The fifth and final stage, “Completion”, represents healing and is shown in the corridor outside the gallery. Cloudlike forms line the walls and ceilings consisting of packets of seeds that visitors can take away.

“If you can take what you’ve learned, you can plant it and let it grow into something new,” says Kuby Cheung Tsz-man, who not only took part in creating the fourth artwork with Larry Chan Lun-tak, but curated the entire exhibition. “Trauma is so commonplace now, and it’s second nature to associate it with negativity. We can’t compare traumas.

“A seed, in this instance, is a validation of even the smallest of traumas, and is an acknowledgement that trauma can and will grow – which can be positive or negative, depending on how we each deal with it.”

There were times we questioned what we were doing. While people on the street were fighting for supplies [due to the coronavirus], why were we sitting here making art? But we need a place to let our minds roam elsewhere Kuby Cheung Tsz-man, curator of The Healing cave exhibition

The curatorial process was particularly important in this exhibition, to create a “healing cave” that is cohesive, collaborative and – dare we say it – hopeful.

Grouping solo artists in pairs or trios to create each work was in itself a radical proposition, but one Cheung thought was essential to better express the healing process.

“Trauma is usually experienced alone, just as art is often created alone. But this exhibition required cooperation both in conceptualisation and execution,” she says.

“I have personally dealt with PTSD as a result of verbal abuse. I didn’t know or understand these five stages at the time, but I went through them. What got me through was maybe something as simple as human understanding. Words are what hurt me but they are also what can heal me.”

The participatory element is strong across the exhibition, underlining the necessity of taking action, and sharing – for example, in the first letter Cheung pulls out of the fourth installation’s postbox, a contributor shares that she is dealing with a vaginal infection.

“It is a reminder that a lot of traumas are not collective – they are personal and invisible, but important. We created this exhibition during a highly traumatic period in our city’s history. Art cannot change the times, but we can hopefully give people a release,” says Cheung.

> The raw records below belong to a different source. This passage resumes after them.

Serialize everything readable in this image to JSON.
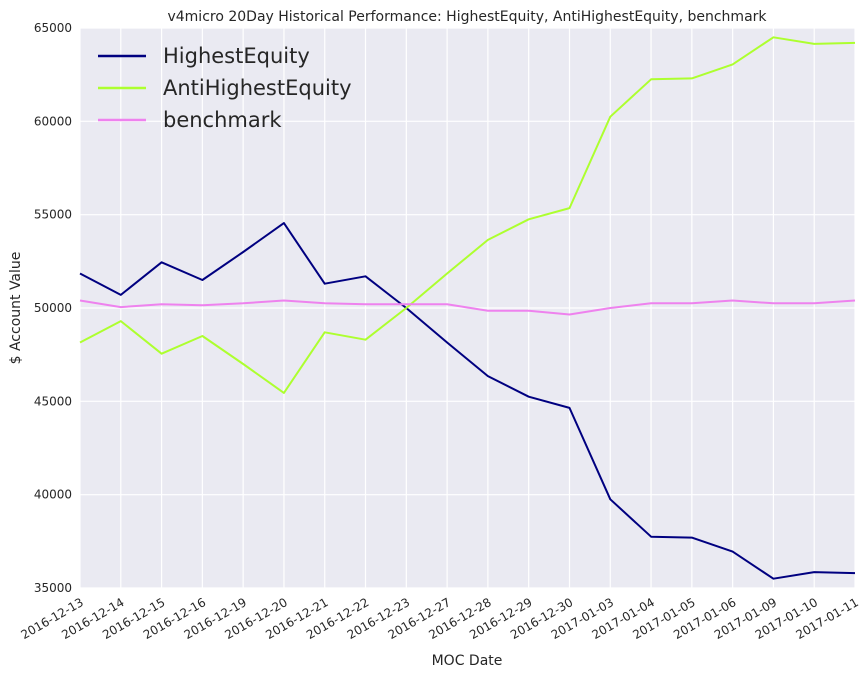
{
  "chart_data": {
    "type": "line",
    "title": "v4micro 20Day Historical Performance: HighestEquity, AntiHighestEquity, benchmark",
    "xlabel": "MOC Date",
    "ylabel": "$ Account Value",
    "ylim": [
      35000,
      65000
    ],
    "yticks": [
      35000,
      40000,
      45000,
      50000,
      55000,
      60000,
      65000
    ],
    "grid": true,
    "legend_position": "top-left",
    "categories": [
      "2016-12-13",
      "2016-12-14",
      "2016-12-15",
      "2016-12-16",
      "2016-12-19",
      "2016-12-20",
      "2016-12-21",
      "2016-12-22",
      "2016-12-23",
      "2016-12-27",
      "2016-12-28",
      "2016-12-29",
      "2016-12-30",
      "2017-01-03",
      "2017-01-04",
      "2017-01-05",
      "2017-01-06",
      "2017-01-09",
      "2017-01-10",
      "2017-01-11"
    ],
    "series": [
      {
        "name": "HighestEquity",
        "color": "#000080",
        "values": [
          51850,
          50700,
          52450,
          51500,
          53000,
          54550,
          51300,
          51700,
          50000,
          48150,
          46350,
          45250,
          44650,
          39750,
          37750,
          37700,
          36950,
          35500,
          35850,
          35800
        ]
      },
      {
        "name": "AntiHighestEquity",
        "color": "#adff2f",
        "values": [
          48150,
          49300,
          47550,
          48500,
          47000,
          45450,
          48700,
          48300,
          50000,
          51850,
          53650,
          54750,
          55350,
          60250,
          62250,
          62300,
          63050,
          64500,
          64150,
          64200
        ]
      },
      {
        "name": "benchmark",
        "color": "#ee82ee",
        "values": [
          50400,
          50050,
          50200,
          50150,
          50250,
          50400,
          50250,
          50200,
          50200,
          50200,
          49850,
          49850,
          49650,
          50000,
          50250,
          50250,
          50400,
          50250,
          50250,
          50400
        ]
      }
    ]
  }
}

“There were times we questioned what we were doing. While people on the street were fighting for supplies [due to the coronavirus], why were we sitting here making art? But we need a place to let our minds roam elsewhere. Instead of doing a mental inventory of supplies we have, we need to find a place that we collectively find peace.

“You could say the tone of the exhibition is optimistic, but that’s not exactly it. It’s more that we want to show that PTSD is normal and every day. Emotional illnesses should not be perceived by society as negative.”